After lunch, we visited the second village where World Vision had been working for ten years, it was wonderful to see the profound and positive effect that World Vision had had on the village over the past decade. It really highlighted the sheer potential of what the other villages could become. We were told that 100% of the children within this village attended school, and there were no commercial sex workers working in the village itself and only 12 women who had been trafficked away in order to earn money in the sex trade in major cities such as Mumbai.
We were able to meet Abhishak, a thriteen year old orphaned boy who is HIV positive. His mother had died the previous year, and he is now living with his uncle and a younger sibling who is not HIV positive. Tragically, he told us that he misses his mother very much, and talked about her dying of ‘a disease’. This highlighted to me that he was unable to completely understand the condition that killed his mother and could eventually kill him – probably because of his young age but probably also because HIV and AIDS are not understood or recognized to be illnesses as serious as they are. I couldn’t even begin to imagine the pain he was feeling while talking about his family and I could tell it was still very raw for him having only lost his mother a year ago. He explained how he has never known or met his father, which made me assume that his father was most probably one of his mother’s clients.
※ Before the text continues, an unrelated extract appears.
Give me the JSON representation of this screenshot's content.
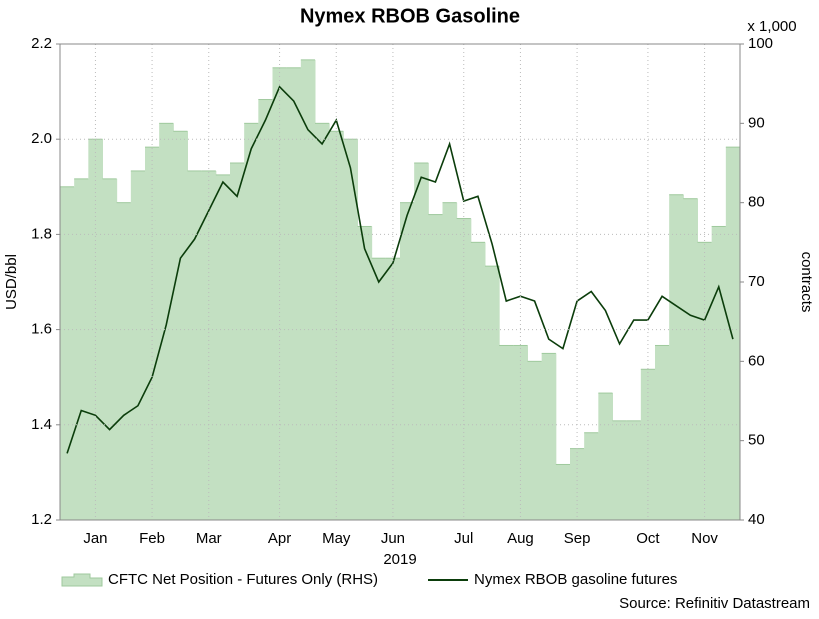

Meeting a young boy who was suffering from such a deadly disease was heartbreaking for me because it could easily have been avoided. People within the villages seemed not to fully understand the danger of the HIV virus, or the potential consequences of unprotected sex. This young boy had been given HIV by his mother who died of AIDS – but this could easily have been avoided with the adequate sexual education, and if she had been given the option to have a different career.
As far as treatment is concerned, we were told that Antiretrolviral medication is available from major cities in India such as Jaipur free of charge. Abhishak was receiving this treatement, but would only be able to carry on with this if World Vision continued their work in that village, because they were able to provide him with a means of transport to get to Jaipur once a month in order to get his medication, which he would otherwise not be able to get because we would have no other means of actually getting to Jaipur. This made me realize how many peoples lives greatly depended on the funding which World Vision receives every year.
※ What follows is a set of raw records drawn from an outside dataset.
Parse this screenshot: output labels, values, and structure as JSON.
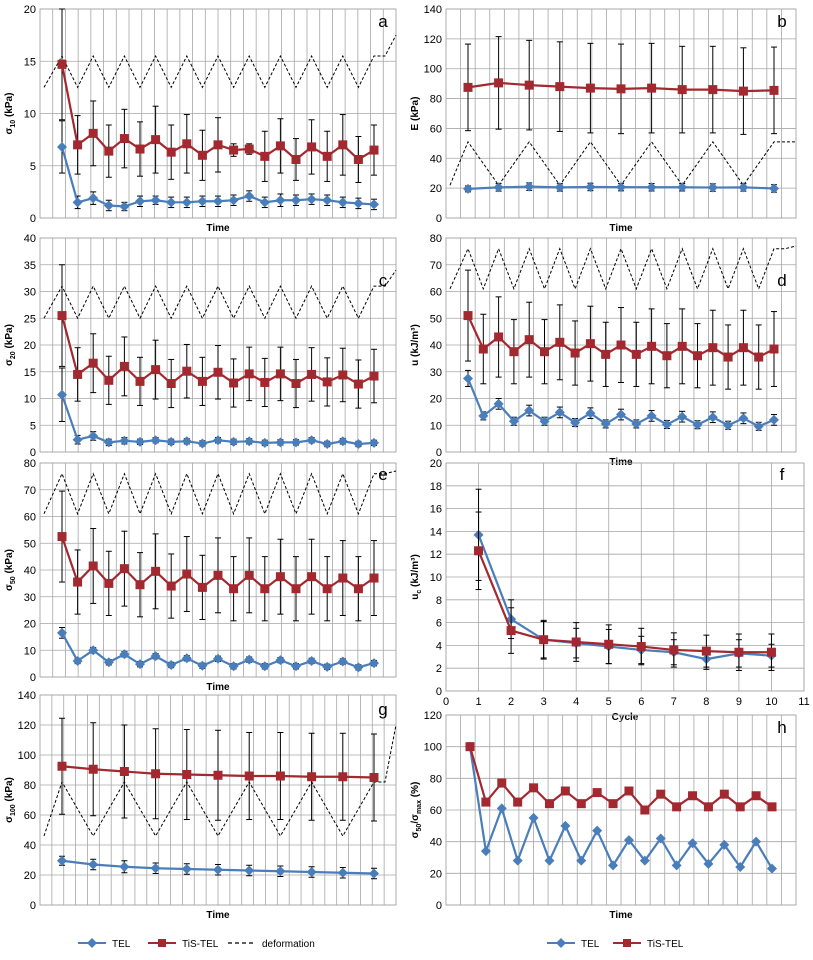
{
  "colors": {
    "tel": "#4a7ebb",
    "tis": "#a3282f",
    "deformation": "#000000",
    "grid": "#a6a6a6",
    "err": "#000000"
  },
  "legend": {
    "left": {
      "tel": "TEL",
      "tis": "TiS-TEL",
      "deformation": "deformation"
    },
    "right": {
      "tel": "TEL",
      "tis": "TiS-TEL"
    }
  },
  "chart_data": [
    {
      "id": "a",
      "panel_label": "a",
      "type": "line",
      "xlabel": "Time",
      "ylabel_main": "σ",
      "ylabel_sub": "10",
      "ylabel_unit": " (kPa)",
      "ylim": [
        0,
        20
      ],
      "yticks": [
        0,
        5,
        10,
        15,
        20
      ],
      "n_vlines": 28,
      "grid": true,
      "series": [
        {
          "name": "TEL",
          "values": [
            6.8,
            1.5,
            1.9,
            1.2,
            1.1,
            1.6,
            1.7,
            1.5,
            1.5,
            1.6,
            1.6,
            1.7,
            2.1,
            1.5,
            1.7,
            1.7,
            1.8,
            1.7,
            1.5,
            1.4,
            1.3
          ],
          "err": [
            2.5,
            0.6,
            0.6,
            0.5,
            0.4,
            0.5,
            0.4,
            0.5,
            0.5,
            0.5,
            0.5,
            0.5,
            0.5,
            0.5,
            0.6,
            0.5,
            0.5,
            0.5,
            0.5,
            0.5,
            0.5
          ]
        },
        {
          "name": "TiS-TEL",
          "values": [
            14.7,
            7.0,
            8.1,
            6.4,
            7.6,
            6.6,
            7.5,
            6.3,
            7.1,
            6.0,
            7.0,
            6.5,
            6.6,
            5.9,
            6.9,
            5.6,
            6.8,
            5.9,
            7.0,
            5.6,
            6.5
          ],
          "err": [
            5.3,
            2.8,
            3.1,
            2.5,
            2.8,
            2.6,
            3.2,
            2.6,
            2.8,
            2.4,
            2.6,
            0.6,
            0.5,
            2.4,
            2.6,
            2.0,
            2.6,
            2.4,
            2.9,
            2.2,
            2.4
          ]
        }
      ],
      "deformation": {
        "lo": 12.5,
        "hi": 15.5,
        "end": 17.5
      }
    },
    {
      "id": "b",
      "panel_label": "b",
      "type": "line",
      "xlabel": "Time",
      "ylabel_main": "E",
      "ylabel_sub": "",
      "ylabel_unit": " (kPa)",
      "ylim": [
        0,
        140
      ],
      "yticks": [
        0,
        20,
        40,
        60,
        80,
        100,
        120,
        140
      ],
      "n_vlines": 24,
      "grid": true,
      "series": [
        {
          "name": "TEL",
          "values": [
            19.5,
            20.5,
            21.0,
            20.5,
            20.8,
            20.7,
            20.6,
            20.6,
            20.4,
            20.5,
            19.8
          ],
          "err": [
            2,
            2.5,
            2.5,
            2.5,
            2.5,
            2.5,
            2.5,
            2.5,
            2.5,
            2.5,
            2.5
          ]
        },
        {
          "name": "TiS-TEL",
          "values": [
            87.5,
            90.5,
            89.0,
            88.0,
            87.0,
            86.5,
            87.0,
            86.0,
            86.0,
            85.0,
            85.5
          ],
          "err": [
            29,
            31,
            30,
            30,
            30,
            30,
            30,
            29,
            29,
            29,
            29
          ]
        }
      ],
      "deformation": {
        "lo": 22,
        "hi": 51,
        "end": 51
      }
    },
    {
      "id": "c",
      "panel_label": "c",
      "type": "line",
      "xlabel": "",
      "ylabel_main": "σ",
      "ylabel_sub": "20",
      "ylabel_unit": " (kPa)",
      "ylim": [
        0,
        40
      ],
      "yticks": [
        0,
        5,
        10,
        15,
        20,
        25,
        30,
        35,
        40
      ],
      "n_vlines": 28,
      "grid": true,
      "series": [
        {
          "name": "TEL",
          "values": [
            10.7,
            2.3,
            3.0,
            1.8,
            2.1,
            1.9,
            2.2,
            1.9,
            2.0,
            1.6,
            2.2,
            1.9,
            2.0,
            1.7,
            1.8,
            1.8,
            2.2,
            1.5,
            2.0,
            1.5,
            1.7
          ],
          "err": [
            5,
            0.8,
            0.8,
            0.6,
            0.6,
            0.5,
            0.5,
            0.5,
            0.5,
            0.5,
            0.5,
            0.5,
            0.5,
            0.5,
            0.5,
            0.5,
            0.5,
            0.5,
            0.5,
            0.5,
            0.5
          ]
        },
        {
          "name": "TiS-TEL",
          "values": [
            25.5,
            14.5,
            16.6,
            13.4,
            16.0,
            13.2,
            15.4,
            12.8,
            15.1,
            13.2,
            14.9,
            12.9,
            14.6,
            13.0,
            14.6,
            12.8,
            14.5,
            13.1,
            14.4,
            12.7,
            14.2
          ],
          "err": [
            9.5,
            5,
            5.5,
            4.5,
            5.5,
            4.5,
            5.5,
            4.5,
            5,
            4.5,
            5,
            4.5,
            5,
            4.5,
            5,
            4.5,
            5,
            4.5,
            5,
            4.5,
            5
          ]
        }
      ],
      "deformation": {
        "lo": 25,
        "hi": 31,
        "end": 34
      }
    },
    {
      "id": "d",
      "panel_label": "d",
      "type": "line",
      "xlabel": "Time",
      "ylabel_main": "u",
      "ylabel_sub": "",
      "ylabel_unit": " (kJ/m³)",
      "ylim": [
        0,
        80
      ],
      "yticks": [
        0,
        10,
        20,
        30,
        40,
        50,
        60,
        70,
        80
      ],
      "n_vlines": 24,
      "grid": true,
      "series": [
        {
          "name": "TEL",
          "values": [
            27.5,
            13.5,
            18.0,
            11.5,
            15.5,
            11.5,
            14.8,
            11.0,
            14.5,
            10.5,
            14.0,
            10.5,
            13.5,
            10.3,
            13.2,
            10.2,
            13.0,
            10.0,
            12.6,
            9.6,
            12.0
          ],
          "err": [
            3,
            1.5,
            2,
            1.5,
            2,
            1.5,
            2,
            1.5,
            2,
            1.5,
            2,
            1.5,
            2,
            1.5,
            2,
            1.5,
            2,
            1.5,
            2,
            1.5,
            2
          ]
        },
        {
          "name": "TiS-TEL",
          "values": [
            51.0,
            38.5,
            43.0,
            37.5,
            42.0,
            37.5,
            41.0,
            37.0,
            40.5,
            36.5,
            40.0,
            36.5,
            39.5,
            36.0,
            39.5,
            36.0,
            39.0,
            35.5,
            39.0,
            35.5,
            38.5
          ],
          "err": [
            17,
            13,
            15,
            12,
            14,
            12,
            14,
            12,
            14,
            12,
            14,
            12,
            14,
            12,
            14,
            12,
            14,
            12,
            14,
            12,
            14
          ]
        }
      ],
      "deformation": {
        "lo": 61,
        "hi": 76,
        "end": 77
      }
    },
    {
      "id": "e",
      "panel_label": "e",
      "type": "line",
      "xlabel": "Time",
      "ylabel_main": "σ",
      "ylabel_sub": "50",
      "ylabel_unit": " (kPa)",
      "ylim": [
        0,
        80
      ],
      "yticks": [
        0,
        10,
        20,
        30,
        40,
        50,
        60,
        70,
        80
      ],
      "n_vlines": 28,
      "grid": true,
      "series": [
        {
          "name": "TEL",
          "values": [
            16.5,
            6.0,
            10.0,
            5.5,
            8.5,
            4.8,
            7.8,
            4.5,
            7.0,
            4.2,
            6.8,
            4.0,
            6.5,
            4.0,
            6.3,
            4.0,
            6.0,
            3.8,
            5.8,
            3.6,
            5.2
          ],
          "err": [
            2,
            1,
            1,
            1,
            1,
            1,
            1,
            1,
            1,
            1,
            1,
            1,
            1,
            1,
            1,
            1,
            1,
            1,
            1,
            1,
            1
          ]
        },
        {
          "name": "TiS-TEL",
          "values": [
            52.5,
            35.5,
            41.5,
            35.0,
            40.5,
            34.5,
            39.5,
            34.0,
            38.5,
            33.5,
            38.0,
            33.0,
            38.0,
            33.0,
            37.5,
            33.0,
            37.5,
            33.0,
            37.0,
            33.0,
            37.0
          ],
          "err": [
            17,
            12,
            14,
            12,
            14,
            12,
            14,
            12,
            14,
            12,
            14,
            12,
            14,
            12,
            14,
            12,
            14,
            12,
            14,
            12,
            14
          ]
        }
      ],
      "deformation": {
        "lo": 61,
        "hi": 76,
        "end": 77
      }
    },
    {
      "id": "f",
      "panel_label": "f",
      "type": "line",
      "xlabel": "Cycle",
      "ylabel_main": "u",
      "ylabel_sub": "c",
      "ylabel_unit": " (kJ/m³)",
      "ylim": [
        0,
        20
      ],
      "yticks": [
        0,
        2,
        4,
        6,
        8,
        10,
        12,
        14,
        16,
        18,
        20
      ],
      "xlim": [
        0,
        11
      ],
      "xticks": [
        0,
        1,
        2,
        3,
        4,
        5,
        6,
        7,
        8,
        9,
        10,
        11
      ],
      "grid": true,
      "series": [
        {
          "name": "TEL",
          "x": [
            1,
            2,
            3,
            4,
            5,
            6,
            7,
            8,
            9,
            10
          ],
          "values": [
            13.7,
            6.3,
            4.5,
            4.2,
            3.9,
            3.6,
            3.4,
            2.8,
            3.3,
            3.1
          ],
          "err": [
            4.0,
            1.7,
            1.6,
            1.3,
            1.5,
            1.2,
            1.1,
            0.9,
            1.2,
            1.0
          ]
        },
        {
          "name": "TiS-TEL",
          "x": [
            1,
            2,
            3,
            4,
            5,
            6,
            7,
            8,
            9,
            10
          ],
          "values": [
            12.3,
            5.3,
            4.5,
            4.3,
            4.1,
            3.9,
            3.6,
            3.5,
            3.4,
            3.4
          ],
          "err": [
            3.4,
            2.0,
            1.7,
            1.7,
            1.7,
            1.6,
            1.5,
            1.4,
            1.6,
            1.6
          ]
        }
      ]
    },
    {
      "id": "g",
      "panel_label": "g",
      "type": "line",
      "xlabel": "Time",
      "ylabel_main": "σ",
      "ylabel_sub": "100",
      "ylabel_unit": " (kPa)",
      "ylim": [
        0,
        140
      ],
      "yticks": [
        0,
        20,
        40,
        60,
        80,
        100,
        120,
        140
      ],
      "n_vlines": 30,
      "grid": true,
      "series": [
        {
          "name": "TEL",
          "values": [
            29.5,
            27.0,
            25.5,
            24.5,
            24.0,
            23.5,
            23.0,
            22.5,
            22.0,
            21.5,
            21.0
          ],
          "err": [
            3,
            3.5,
            4,
            3.5,
            3.5,
            3.5,
            3.5,
            3.5,
            3.5,
            3.5,
            3.5
          ]
        },
        {
          "name": "TiS-TEL",
          "values": [
            92.5,
            90.5,
            89.0,
            87.5,
            87.0,
            86.5,
            86.0,
            86.0,
            85.5,
            85.5,
            85.0
          ],
          "err": [
            32,
            31,
            31,
            30,
            30,
            30,
            29,
            29,
            29,
            29,
            29
          ]
        }
      ],
      "deformation": {
        "lo": 46,
        "hi": 82,
        "end": 120
      }
    },
    {
      "id": "h",
      "panel_label": "h",
      "type": "line",
      "xlabel": "Time",
      "ylabel_main": "σ",
      "ylabel_sub": "50",
      "ylabel_unit": "/σ",
      "ylabel_sub2": "max",
      "ylabel_unit2": " (%)",
      "ylim": [
        0,
        120
      ],
      "yticks": [
        0,
        20,
        40,
        60,
        80,
        100,
        120
      ],
      "n_vlines": 24,
      "grid": true,
      "series": [
        {
          "name": "TEL",
          "values": [
            100,
            34,
            61,
            28,
            55,
            28,
            50,
            28,
            47,
            25,
            41,
            28,
            42,
            25,
            39,
            26,
            38,
            24,
            40,
            23
          ]
        },
        {
          "name": "TiS-TEL",
          "values": [
            100,
            65,
            77,
            65,
            74,
            64,
            72,
            64,
            71,
            64,
            72,
            60,
            70,
            62,
            69,
            62,
            70,
            62,
            69,
            62
          ]
        }
      ]
    }
  ]
}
Allen explained to us about peoples’ attitudes towards the virus within the village, and how sufferers would be ostracized by the people within the community. People within the village with the virus itself feel unable to admit their disease to other villagers for fear of being told to leave. We were told that there were some cases where parents found out that their children were suffering from the virus and made them leave the family home because they themselves did not want to be associated with the disease. These children would then simply live on the streets of Jaipur because they had no means of getting food or shelter apart from to beg. Ironically it was probably the parents who passed the disease onto their children in the first place. Furthermore if the villagers know that they have the disease, they do not get tested because this will cause them to have to admit their condition, this means they cannot openly go and get the antiviral medication which would prolong their life. So effectively, because of peoples inability to admit they are ill, they are not receiving treatment like abishek.